As from the broader angle, the decline of the young population is also due to society being more inclined to choose careers and lifestyles that are more free from commitment.
Meanwhile, Sunway University economics professor, Yeah Kim Leng added that the rising cost of living was another factor that prevents couples from having children. He said that almost 80% of Malaysia’s population resides in the cities and the cost of raising a child is much higher than expected.
DOSM’s latest statistics shows that the Malaysian population stood at 32.7 million, comprising 90.9% (29.7 million) citizens and 9.1% (3 million) non-citizens.

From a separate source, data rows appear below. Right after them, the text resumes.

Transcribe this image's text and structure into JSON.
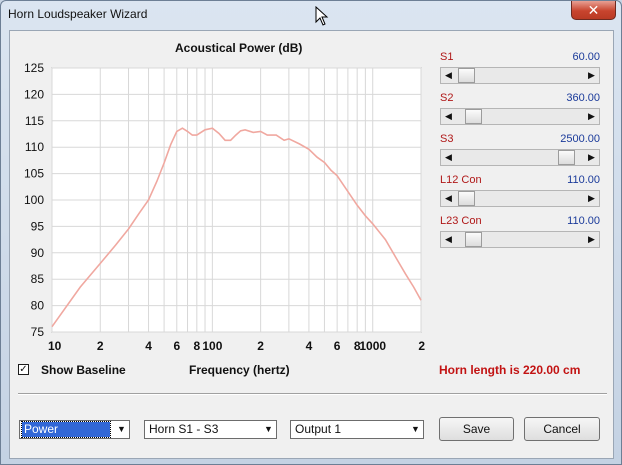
{
  "window": {
    "title": "Horn Loudspeaker Wizard",
    "close_glyph": "✕"
  },
  "chart": {
    "title": "Acoustical Power (dB)",
    "y_ticks": [
      "125",
      "120",
      "115",
      "110",
      "105",
      "100",
      "95",
      "90",
      "85",
      "80",
      "75"
    ],
    "x_ticks": [
      "10",
      "2",
      "4",
      "6",
      "8",
      "100",
      "2",
      "4",
      "6",
      "8",
      "1000",
      "2"
    ],
    "x_title": "Frequency (hertz)"
  },
  "chart_data": {
    "type": "line",
    "title": "Acoustical Power (dB)",
    "xlabel": "Frequency (hertz)",
    "ylabel": "",
    "xscale": "log",
    "xlim": [
      10,
      2000
    ],
    "ylim": [
      75,
      125
    ],
    "grid": true,
    "series": [
      {
        "color": "#f0a8a0",
        "x": [
          10,
          15,
          20,
          25,
          30,
          35,
          40,
          45,
          50,
          55,
          60,
          65,
          70,
          75,
          80,
          90,
          100,
          110,
          120,
          130,
          140,
          150,
          160,
          180,
          200,
          220,
          250,
          280,
          300,
          350,
          400,
          450,
          500,
          550,
          600,
          700,
          800,
          900,
          1000,
          1200,
          1400,
          1600,
          1800,
          2000
        ],
        "y": [
          76,
          83.5,
          88,
          91.5,
          94.5,
          97.5,
          100,
          103.5,
          107,
          110.5,
          113,
          113.6,
          113,
          112.3,
          112.3,
          113.3,
          113.6,
          112.6,
          111.3,
          111.3,
          112.3,
          113.1,
          113.3,
          112.8,
          113,
          112.3,
          112.3,
          111.3,
          111.6,
          110.6,
          109.6,
          108.1,
          107.1,
          105.6,
          104.6,
          101.6,
          99,
          97,
          95.5,
          92.5,
          89,
          86,
          83.5,
          81
        ]
      }
    ]
  },
  "sliders": [
    {
      "label": "S1",
      "value": "60.00",
      "position": 0.02
    },
    {
      "label": "S2",
      "value": "360.00",
      "position": 0.08
    },
    {
      "label": "S3",
      "value": "2500.00",
      "position": 0.92
    },
    {
      "label": "L12 Con",
      "value": "110.00",
      "position": 0.02
    },
    {
      "label": "L23 Con",
      "value": "110.00",
      "position": 0.08
    }
  ],
  "show_baseline": {
    "label": "Show Baseline",
    "checked": true,
    "check_glyph": "✓"
  },
  "horn_length_text": "Horn length is 220.00 cm",
  "combos": {
    "output_type": "Power",
    "horn_section": "Horn S1 - S3",
    "output_port": "Output 1",
    "arrow_glyph": "▼"
  },
  "buttons": {
    "save": "Save",
    "cancel": "Cancel"
  },
  "scroll_glyphs": {
    "left": "◀",
    "right": "▶"
  }
}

The population annual growth rate is 0.4%, indicating a slow growth trend.
Looking into the age groups of the population, population of 60 years and over increased from 3.4 million (2019) to 3.5 million which represents 10.7% of the total population, while people aged 65 years and over increased from 2.2 million (2019) to 2.3 million (2020) forming 7.0% of the total population.

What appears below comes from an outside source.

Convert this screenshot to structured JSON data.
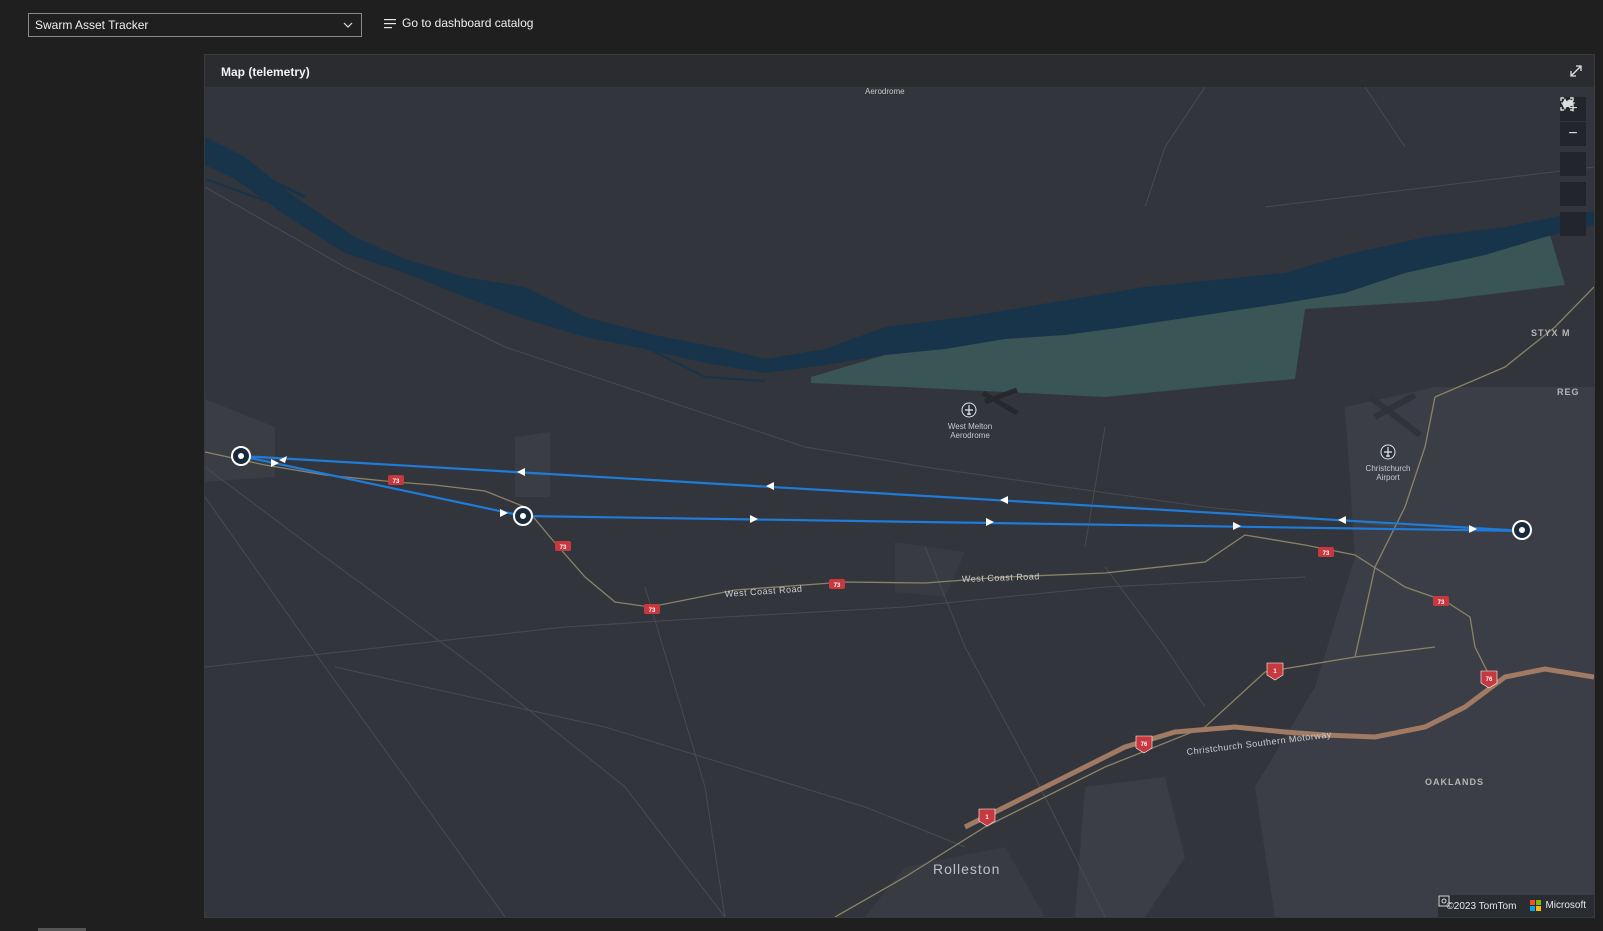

Whereas, the young population (0-14 years) had decreased through the years to 23.3% or 7.6 million and the working-age population (15-64 years) decreased to 69.7% or 22.8 million.
Mohd Uzir Mahidin said that as the working-age population began to shrink, it could lead to a lower tax collection for the country. At a point in time, the working-age population may need to pay more taxes as this is one of the sources of national revenue.
Furthermore, the Government may need to introduce employment system for the elderly so that they have their own savings and not rely too much on the pension schemes.